As mentioned in my previous post, We Are the Hopeful is a 2-week Second Stage Design-Led Exploration about mental health. Second Stage Shows are student proposed projects that run for either 2 weeks, 5 weeks or 12 weeks and are performed in the basement of Mundelein – a rather smaller but cozier space compared to the Newhart. This does have its benefits and has proven to allow a large extent of creativity and experimentation for the students as it is a black box theatre space. 

We Are the Hopeful was created by sophomore Molly Cornell, a fellow Sophomore majoring in Theatre and minoring in WSGS and Studio Art. And I feel so so blessed to have been given the opportunity to work alongside her on this incredible project!  


Within two weeks, nine designs scripted, directed and designed seven performances each touching on a different area of mental health. Lab and rehearsal times took place both after class hours and on the weekends. My partner was sophomore Gianni Carcagno – a very very talented designer – and our piece “playing pretend” focused on Derealization Disorder. Derealization Disorder is the repeated perception or experience that the world around you is not real. It is the feeling of being ‘not there.’ The piece consisted of three experiential spoken word poems written by me and was recited by freshman Faith Hood amongst atmospheric and stimulating sound and lighting design. We crafted a piece of abstraction, in hopes to introduce a less talked about reality.  

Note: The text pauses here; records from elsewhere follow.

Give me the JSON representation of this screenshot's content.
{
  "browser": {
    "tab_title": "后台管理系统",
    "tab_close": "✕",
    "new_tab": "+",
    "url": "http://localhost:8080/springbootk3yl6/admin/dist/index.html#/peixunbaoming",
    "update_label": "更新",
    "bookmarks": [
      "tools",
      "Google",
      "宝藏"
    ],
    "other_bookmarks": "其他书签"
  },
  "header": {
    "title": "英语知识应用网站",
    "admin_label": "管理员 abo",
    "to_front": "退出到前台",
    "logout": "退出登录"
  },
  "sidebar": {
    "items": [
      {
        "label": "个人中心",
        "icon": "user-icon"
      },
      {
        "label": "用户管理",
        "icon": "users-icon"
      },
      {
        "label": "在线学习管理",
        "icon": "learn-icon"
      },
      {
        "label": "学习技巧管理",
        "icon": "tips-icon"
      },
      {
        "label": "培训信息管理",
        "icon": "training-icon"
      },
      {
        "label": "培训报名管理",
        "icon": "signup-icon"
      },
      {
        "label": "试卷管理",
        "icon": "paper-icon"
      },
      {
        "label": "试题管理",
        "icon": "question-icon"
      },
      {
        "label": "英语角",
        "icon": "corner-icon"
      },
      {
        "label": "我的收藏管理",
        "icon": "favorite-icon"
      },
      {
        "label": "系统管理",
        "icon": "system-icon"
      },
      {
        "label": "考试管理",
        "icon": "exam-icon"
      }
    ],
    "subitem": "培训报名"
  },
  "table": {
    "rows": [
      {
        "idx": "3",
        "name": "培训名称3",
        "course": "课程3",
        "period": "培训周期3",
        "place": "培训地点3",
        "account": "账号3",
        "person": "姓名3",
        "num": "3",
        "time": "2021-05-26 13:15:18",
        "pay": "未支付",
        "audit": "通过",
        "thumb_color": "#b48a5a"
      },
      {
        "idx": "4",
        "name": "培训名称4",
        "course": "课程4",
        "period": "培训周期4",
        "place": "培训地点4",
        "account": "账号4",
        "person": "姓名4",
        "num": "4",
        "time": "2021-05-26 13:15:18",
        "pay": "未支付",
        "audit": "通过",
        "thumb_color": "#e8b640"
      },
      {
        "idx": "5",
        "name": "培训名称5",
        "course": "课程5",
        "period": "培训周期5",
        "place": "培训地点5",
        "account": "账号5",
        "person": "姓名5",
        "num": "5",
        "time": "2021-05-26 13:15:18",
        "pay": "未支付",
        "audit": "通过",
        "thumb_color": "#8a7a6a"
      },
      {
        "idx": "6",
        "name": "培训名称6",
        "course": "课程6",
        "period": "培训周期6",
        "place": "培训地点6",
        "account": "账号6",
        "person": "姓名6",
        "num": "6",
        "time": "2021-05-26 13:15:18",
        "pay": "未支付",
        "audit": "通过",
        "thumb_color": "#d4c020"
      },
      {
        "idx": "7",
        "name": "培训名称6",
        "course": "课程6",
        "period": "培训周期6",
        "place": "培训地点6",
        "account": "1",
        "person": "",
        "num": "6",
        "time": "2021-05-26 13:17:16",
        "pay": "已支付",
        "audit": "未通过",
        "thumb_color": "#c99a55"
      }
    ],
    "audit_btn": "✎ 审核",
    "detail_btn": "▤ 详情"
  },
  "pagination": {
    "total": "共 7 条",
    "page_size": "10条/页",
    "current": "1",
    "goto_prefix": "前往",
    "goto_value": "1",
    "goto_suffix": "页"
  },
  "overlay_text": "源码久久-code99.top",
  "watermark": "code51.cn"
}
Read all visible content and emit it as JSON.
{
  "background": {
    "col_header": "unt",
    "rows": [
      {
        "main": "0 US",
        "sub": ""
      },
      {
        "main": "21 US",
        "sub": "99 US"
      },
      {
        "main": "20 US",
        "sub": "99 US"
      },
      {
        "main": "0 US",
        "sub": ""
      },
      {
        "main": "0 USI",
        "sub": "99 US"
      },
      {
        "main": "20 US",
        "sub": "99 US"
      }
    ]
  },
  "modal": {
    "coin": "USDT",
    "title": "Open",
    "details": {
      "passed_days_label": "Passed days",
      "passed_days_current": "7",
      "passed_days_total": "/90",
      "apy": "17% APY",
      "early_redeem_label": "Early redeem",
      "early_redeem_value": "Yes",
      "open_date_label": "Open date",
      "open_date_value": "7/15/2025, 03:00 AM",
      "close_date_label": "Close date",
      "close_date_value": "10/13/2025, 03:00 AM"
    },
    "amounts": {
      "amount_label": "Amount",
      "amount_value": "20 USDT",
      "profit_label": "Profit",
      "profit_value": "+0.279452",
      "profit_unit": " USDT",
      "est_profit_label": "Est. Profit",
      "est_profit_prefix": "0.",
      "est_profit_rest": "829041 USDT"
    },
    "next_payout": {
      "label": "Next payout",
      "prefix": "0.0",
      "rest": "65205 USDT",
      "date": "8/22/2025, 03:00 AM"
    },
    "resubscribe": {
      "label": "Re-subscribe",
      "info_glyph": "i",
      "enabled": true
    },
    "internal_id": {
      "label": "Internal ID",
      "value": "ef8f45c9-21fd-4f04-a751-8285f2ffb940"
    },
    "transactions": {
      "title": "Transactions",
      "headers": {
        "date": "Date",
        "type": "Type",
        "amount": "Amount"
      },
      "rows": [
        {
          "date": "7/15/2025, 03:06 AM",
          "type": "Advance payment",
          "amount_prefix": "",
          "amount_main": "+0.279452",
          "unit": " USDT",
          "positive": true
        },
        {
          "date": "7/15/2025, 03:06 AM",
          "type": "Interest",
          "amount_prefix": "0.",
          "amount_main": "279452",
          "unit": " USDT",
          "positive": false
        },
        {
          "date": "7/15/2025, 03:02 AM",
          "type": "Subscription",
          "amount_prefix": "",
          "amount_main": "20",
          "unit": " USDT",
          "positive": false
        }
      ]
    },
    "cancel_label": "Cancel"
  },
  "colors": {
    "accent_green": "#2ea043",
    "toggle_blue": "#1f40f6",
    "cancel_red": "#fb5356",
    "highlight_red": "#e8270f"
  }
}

Other topics, including anxiety and eating disorders, were explored through movement, personal writings, and even audience participation to create the feeling of claustrophobia. It means a lot that we got this opportunity to not only raise awareness about a topic so often stigmatized but also explore our relationship with it as humans and artists ourselves. 

We had the chance to tinker with a lighting and sound board and their respective design programs. We were visited by our design professors as well as other professionals in the lighting and sound design fields. We got to audition and work with enthusiastic theatre majors and non-theatre major performers. But most of all we all stepped out of our comfort zones. Many of us were freshmen or production newbies who had never come close to cue sheets let alone a tech board. I personally am a playwrighting and directing focused theatre maker. Design wise, I was more experienced in costume and sound design coming into the project. Although I was lucky to work with an experienced tech master like Gianni, we coordinated so that we were both exploring new areas. I took on the challenge of lighting design – a venture I had also found less comfort in during the Design II class I was taking during this same semester. 

This was probably one of the most challenging experiences for me as a writer AND DESIGNER (!!!!) I spent many days simply sitting by the lighting board, turning on and off every single light and relearning techniques. I felt quite overwhelmed at times but with these talents, their patience, silliness and encouragement, it felt also rewardingly comforting. I never saw fear in asking for help. And I felt less absent. 

Dissociation isn’t a new friend of mine, and I am grateful for this exploration because art is what keeps me present when I feel like I am not. I’m still learning about derealization disorder – I hope you are too.